Don’t fall for Big Tobacco’s smokescreen

Published: May 10, 2012 

Another “NO ON PROP 29” leaflet arrived this week in my mail. It was my second. Both are attractive with bright colors and lots of white space. Their pitch includes fretting that Proposition 29 conceals bad things in “fine print.” One leaflet mentions “4,515 words of fine print.”

So I checked my Official Voter Information Guide. In it I found Proposition 29 in full, and an analysis of it by the legislative analyst. Neither was in fine print.

In fact, they were in larger print than the fine print on the back of the “NO ON PROP 29” flier. That fine print identified its sponsors: “Major funding by Philip Morris USA and R.J. Reynolds Tobacco Co., with a coalition of taxpayers, small businesses, law enforcement and labor.”

I bet Philip Morris and R.J. Reynolds paid most of the cost.

Prop. 29 would raise the tax on a pack of cigarettes by $1. If it passes, I expect Philip Morris and R.J. Reynolds will sell noticeably fewer cigarettes in California.

The sponsors of Prop. 29 hope that’s true. They are the American Cancer Society, American Heart Association and American Lung Association. Their argument in the voter guide says, “Prop. 29 helps smokers quit and discourages kids from smoking in the first place.”

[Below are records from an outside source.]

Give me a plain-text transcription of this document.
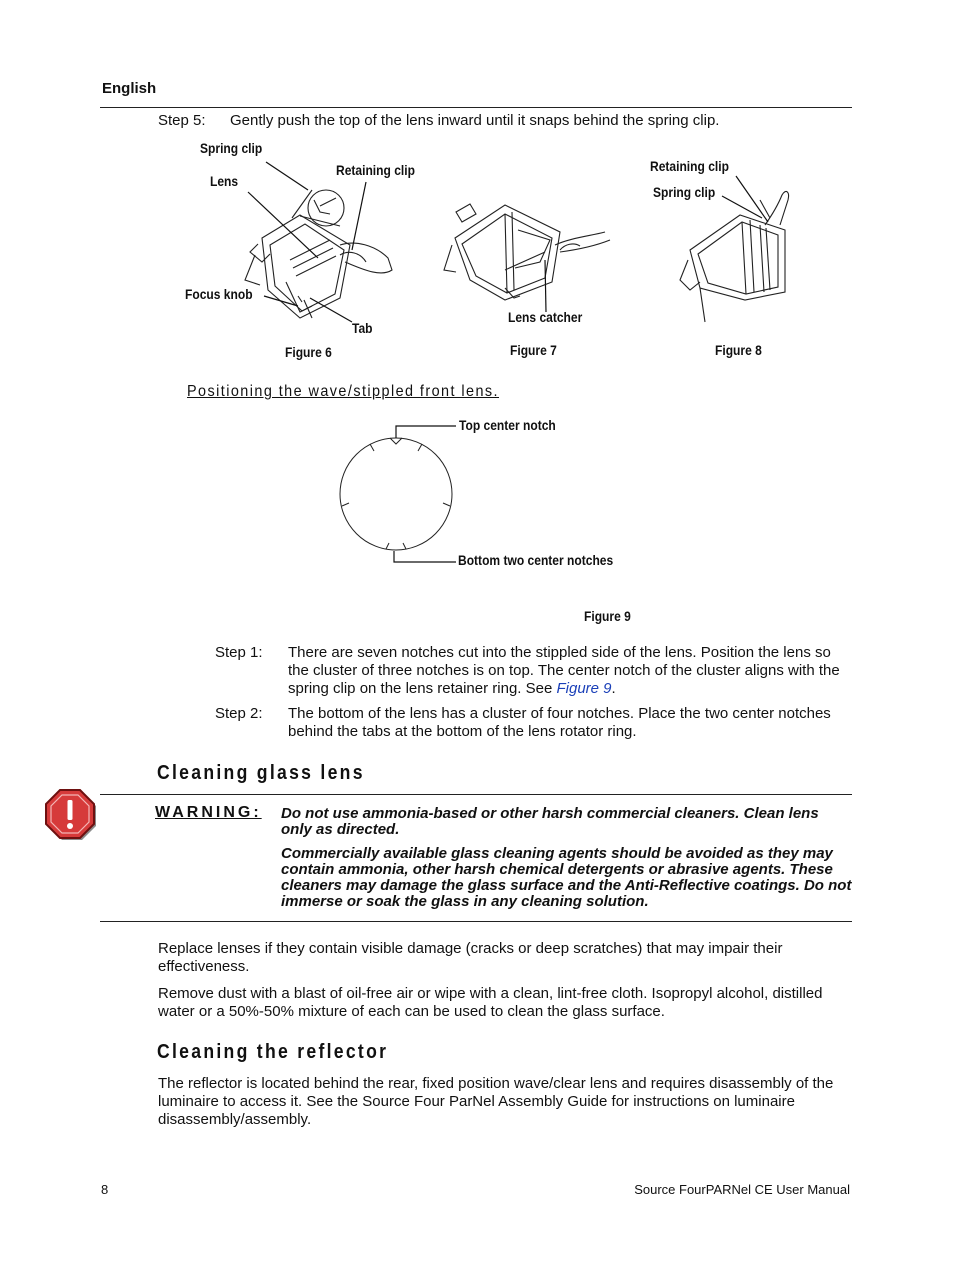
English
Step 5: Gently push the top of the lens inward until it snaps behind the spring clip.
Spring clip
Lens
Retaining clip
Focus knob
Tab
Figure 6
Lens catcher
Figure 7
Retaining clip
Spring clip
Figure 8
Positioning the wave/stippled front lens.
Top center notch
Bottom two center notches
Figure 9
Step 1: There are seven notches cut into the stippled side of the lens. Position the lens so the cluster of three notches is on top. The center notch of the cluster aligns with the spring clip on the lens retainer ring. See Figure 9.
Step 2: The bottom of the lens has a cluster of four notches. Place the two center notches behind the tabs at the bottom of the lens rotator ring.
Cleaning glass lens
WARNING: Do not use ammonia-based or other harsh commercial cleaners. Clean lens only as directed.
Commercially available glass cleaning agents should be avoided as they may contain ammonia, other harsh chemical detergents or abrasive agents. These cleaners may damage the glass surface and the Anti-Reflective coatings. Do not immerse or soak the glass in any cleaning solution.
Replace lenses if they contain visible damage (cracks or deep scratches) that may impair their effectiveness.
Remove dust with a blast of oil-free air or wipe with a clean, lint-free cloth. Isopropyl alcohol, distilled water or a 50%-50% mixture of each can be used to clean the glass surface.
Cleaning the reflector
The reflector is located behind the rear, fixed position wave/clear lens and requires disassembly of the luminaire to access it. See the Source Four ParNel Assembly Guide for instructions on luminaire disassembly/assembly.
8	Source FourPARNel CE User Manual
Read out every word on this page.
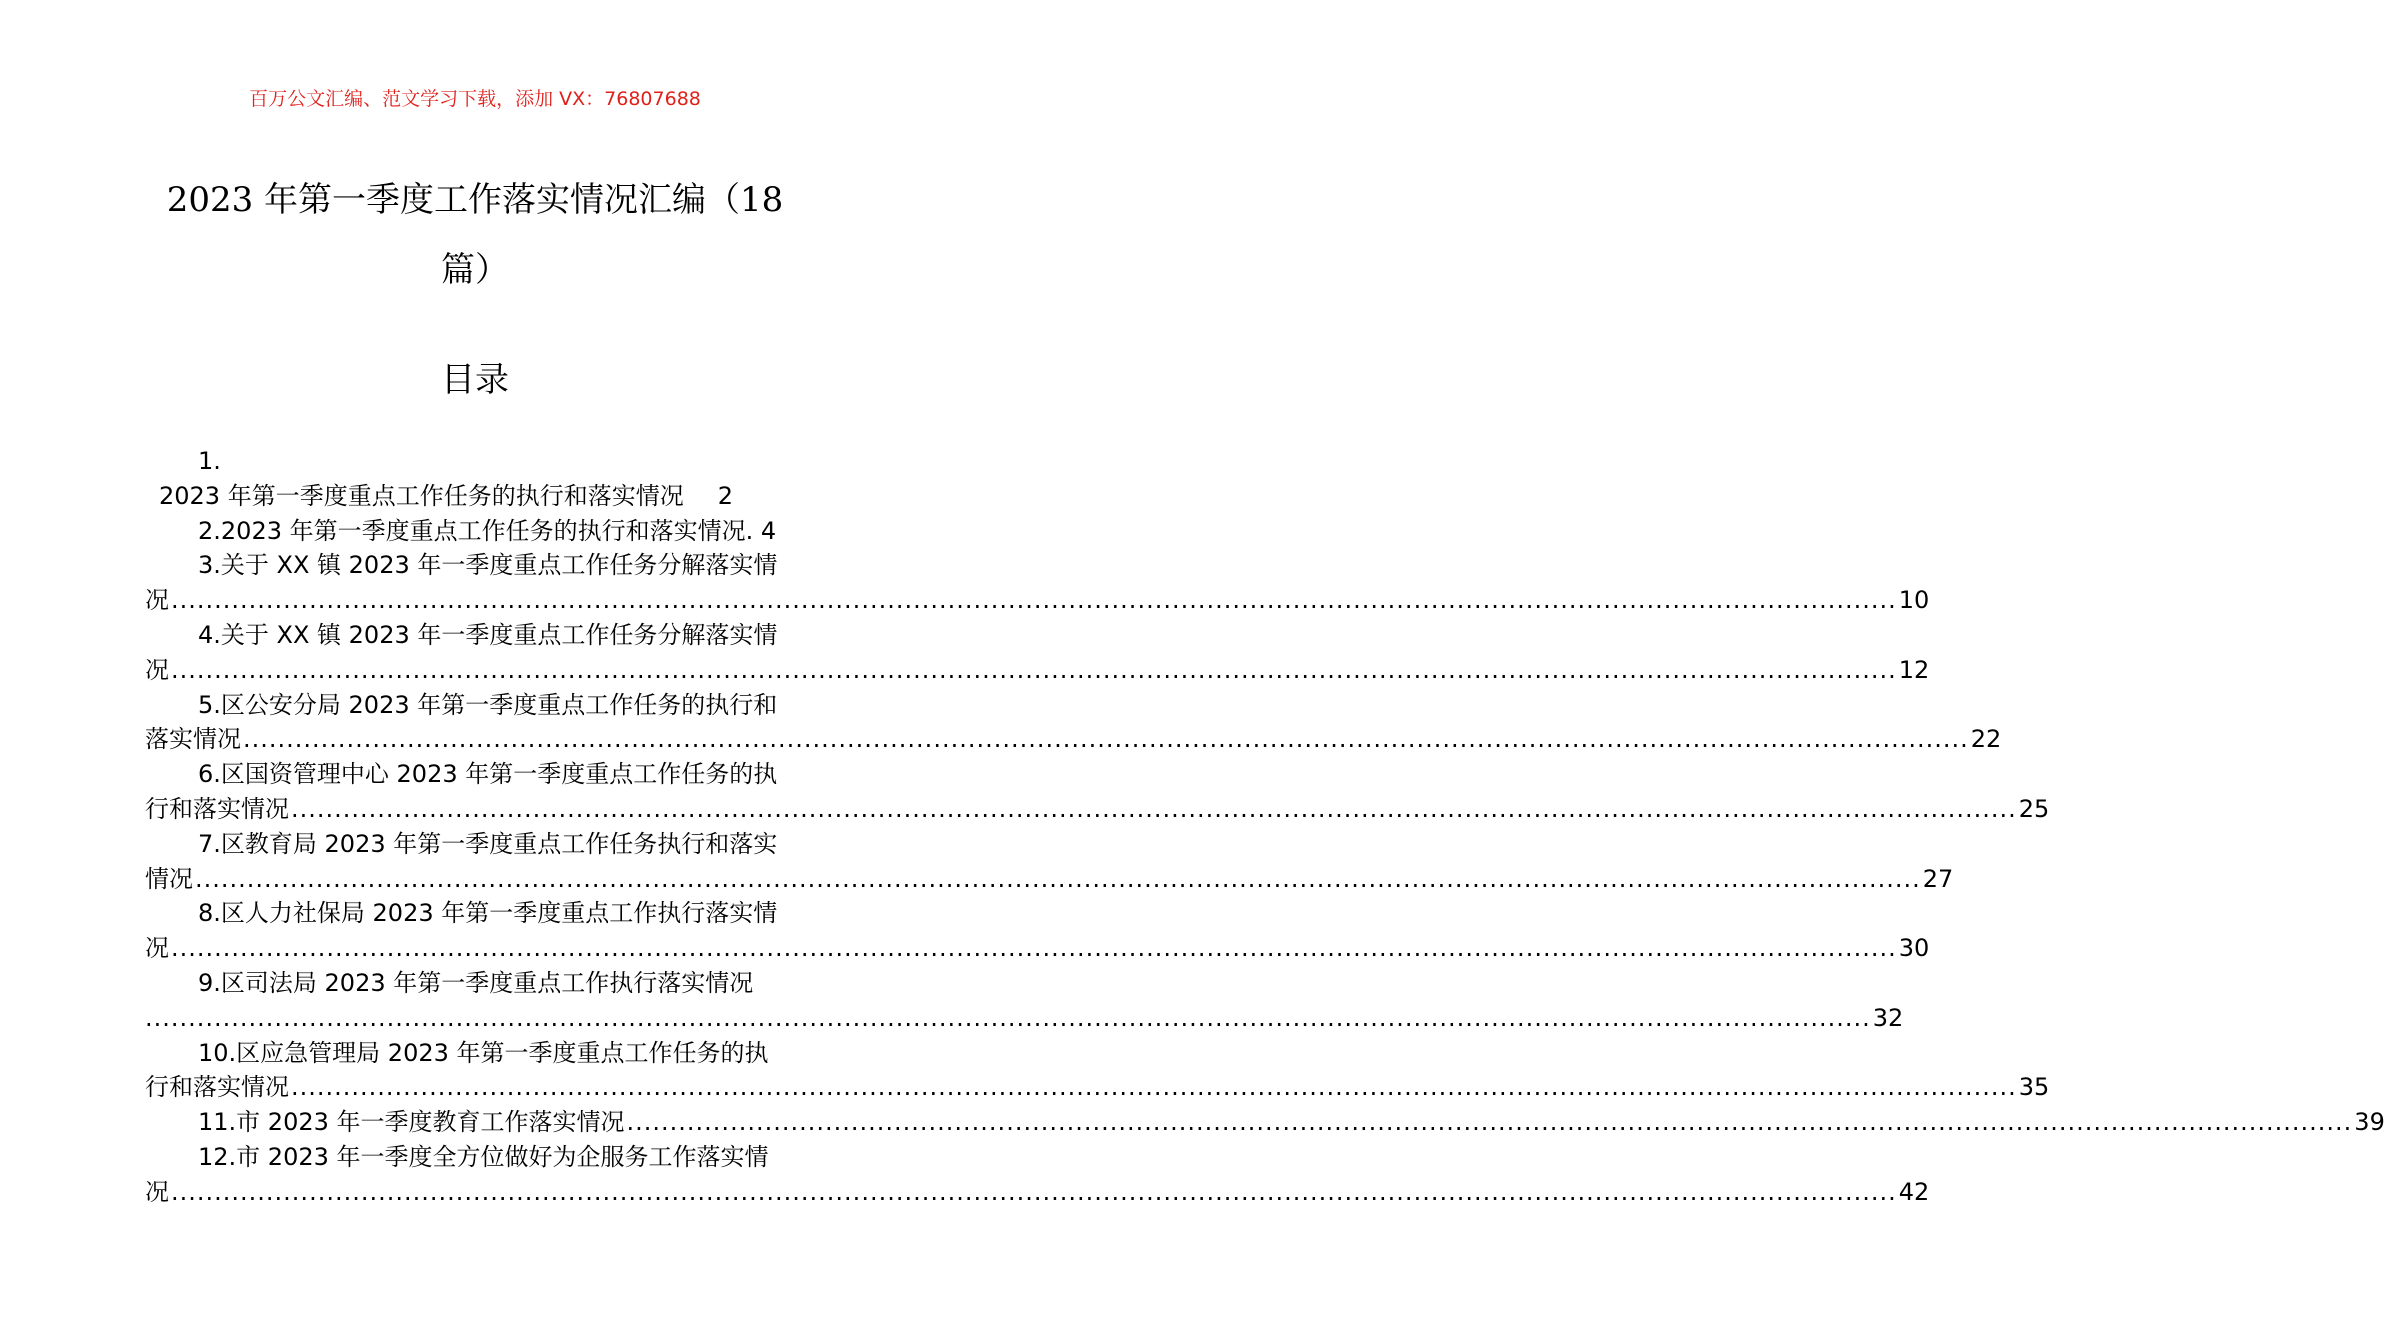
百万公文汇编、范文学习下载，添加 VX：76807688
2023 年第一季度工作落实情况汇编（18
篇）
目录
1.
2023 年第一季度重点工作任务的执行和落实情况 2
2.2023 年第一季度重点工作任务的执行和落实情况. 4
3.关于 XX 镇 2023 年一季度重点工作任务分解落实情
况 ........................................................................................................................................................................................................ 10
4.关于 XX 镇 2023 年一季度重点工作任务分解落实情
况 ........................................................................................................................................................................................................ 12
5.区公安分局 2023 年第一季度重点工作任务的执行和
落实情况 ........................................................................................................................................................................................................ 22
6.区国资管理中心 2023 年第一季度重点工作任务的执
行和落实情况 ........................................................................................................................................................................................................ 25
7.区教育局 2023 年第一季度重点工作任务执行和落实
情况 ........................................................................................................................................................................................................ 27
8.区人力社保局 2023 年第一季度重点工作执行落实情
况 ........................................................................................................................................................................................................ 30
9.区司法局 2023 年第一季度重点工作执行落实情况
........................................................................................................................................................................................................ 32
10.区应急管理局 2023 年第一季度重点工作任务的执
行和落实情况 ........................................................................................................................................................................................................ 35
11.市 2023 年一季度教育工作落实情况 ........................................................................................................................................................................................................ 39
12.市 2023 年一季度全方位做好为企服务工作落实情
况 ........................................................................................................................................................................................................ 42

We Californians will vote on Prop. 29 on June 5. If we approve it, the price of a pack of cigarettes will increase $1. The price of other tobacco products will increase by comparable amounts. The majority of the money would go toward researching ways to prevent and cure tobacco-related diseases.

This isn’t a perfect proposition. I’m not in love with it. I worry that raising the price $1 per pack may make selling black-market cigarettes look profitable to organized crime. But on the other hand, a buck-per-pack increase could be enough to keep some young would-be smokers from starting.

So despite my doubts, I think I’ll vote “yes” on Prop. 29. This tax will be paid only by the people who buy tobacco products. Also, I’m in favor of doing anything we can to weaken big tobacco companies.

In March, the American Cancer Society announced that tobacco use last year killed nearly 6 million people worldwide. Tobacco company executives must know they are selling products that kill people. Do they just think, “It’s legal, it’s profitable, why not?”

So when we read the “No on 29” ads and see them on TV, I hope we remember that tobacco companies are past masters at advertising and pushers of an addictive substance that kills people.